The type of tests requested should be clearly marked to eliminate all misunderstanding.
Filing the Laboratory Requests
After the physician has seen the results of the laboratory tests, the forms must be filed in the clinical record of inpatients. SF-545, Laboratory Report Sheet, is provided for this. The originals of the test forms are to be stapled on this sheet IN CHRONOLOGICAL ORDER and neatly spaced, as directed on the form. Each sheet will accommodate a certain number of laboratory reports. DO NOT OVERCROWD with more reports-use additional sheets if necessary.

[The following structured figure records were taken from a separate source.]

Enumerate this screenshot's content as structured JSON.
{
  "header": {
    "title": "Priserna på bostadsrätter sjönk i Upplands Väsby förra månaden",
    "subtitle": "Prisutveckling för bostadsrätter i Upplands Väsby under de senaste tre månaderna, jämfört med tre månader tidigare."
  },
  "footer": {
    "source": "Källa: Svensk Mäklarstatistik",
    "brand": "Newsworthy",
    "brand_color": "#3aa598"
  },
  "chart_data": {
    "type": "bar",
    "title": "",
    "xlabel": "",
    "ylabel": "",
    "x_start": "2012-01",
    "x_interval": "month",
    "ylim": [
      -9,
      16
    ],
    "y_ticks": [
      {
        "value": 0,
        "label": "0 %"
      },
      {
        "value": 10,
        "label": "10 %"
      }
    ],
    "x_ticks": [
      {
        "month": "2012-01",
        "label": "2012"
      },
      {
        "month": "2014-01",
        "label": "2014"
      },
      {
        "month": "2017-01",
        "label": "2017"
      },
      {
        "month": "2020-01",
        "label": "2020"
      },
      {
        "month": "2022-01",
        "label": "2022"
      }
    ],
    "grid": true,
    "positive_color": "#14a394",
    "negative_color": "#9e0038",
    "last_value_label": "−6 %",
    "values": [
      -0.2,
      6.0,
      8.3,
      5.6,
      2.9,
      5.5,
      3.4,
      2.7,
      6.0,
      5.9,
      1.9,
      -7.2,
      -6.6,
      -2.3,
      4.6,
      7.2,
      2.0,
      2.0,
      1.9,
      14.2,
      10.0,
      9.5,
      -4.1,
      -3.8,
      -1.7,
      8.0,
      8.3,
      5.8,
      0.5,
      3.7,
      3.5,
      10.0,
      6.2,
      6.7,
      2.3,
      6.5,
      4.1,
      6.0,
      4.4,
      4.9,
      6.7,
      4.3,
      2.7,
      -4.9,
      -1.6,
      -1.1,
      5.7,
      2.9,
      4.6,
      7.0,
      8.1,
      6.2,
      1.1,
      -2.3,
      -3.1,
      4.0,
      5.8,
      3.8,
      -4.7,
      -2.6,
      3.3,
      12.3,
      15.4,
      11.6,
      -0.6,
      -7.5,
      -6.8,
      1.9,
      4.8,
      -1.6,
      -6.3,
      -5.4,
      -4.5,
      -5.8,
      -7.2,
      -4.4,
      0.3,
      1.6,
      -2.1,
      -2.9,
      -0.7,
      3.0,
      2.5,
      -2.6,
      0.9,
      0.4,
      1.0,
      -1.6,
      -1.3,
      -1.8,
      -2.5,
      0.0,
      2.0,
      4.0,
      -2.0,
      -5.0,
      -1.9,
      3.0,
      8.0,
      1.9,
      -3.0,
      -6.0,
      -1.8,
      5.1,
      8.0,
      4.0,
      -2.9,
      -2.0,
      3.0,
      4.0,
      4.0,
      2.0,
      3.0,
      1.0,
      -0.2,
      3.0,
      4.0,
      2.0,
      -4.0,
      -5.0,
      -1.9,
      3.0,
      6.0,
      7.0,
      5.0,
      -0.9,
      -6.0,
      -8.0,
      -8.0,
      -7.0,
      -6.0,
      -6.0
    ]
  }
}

The results of the laboratory tests performed on active duty outpatients will be placed on the SF-545 in the health (medical) treatment record.
The nature of laboratory tests and their results must be treated as a confidential matter between the patient, physician, and the performing technician. It is good practice to prevent unauthorized access to these reports, to leave interpretation of the test results to the attending physician, and to refrain from discussing them with the patient.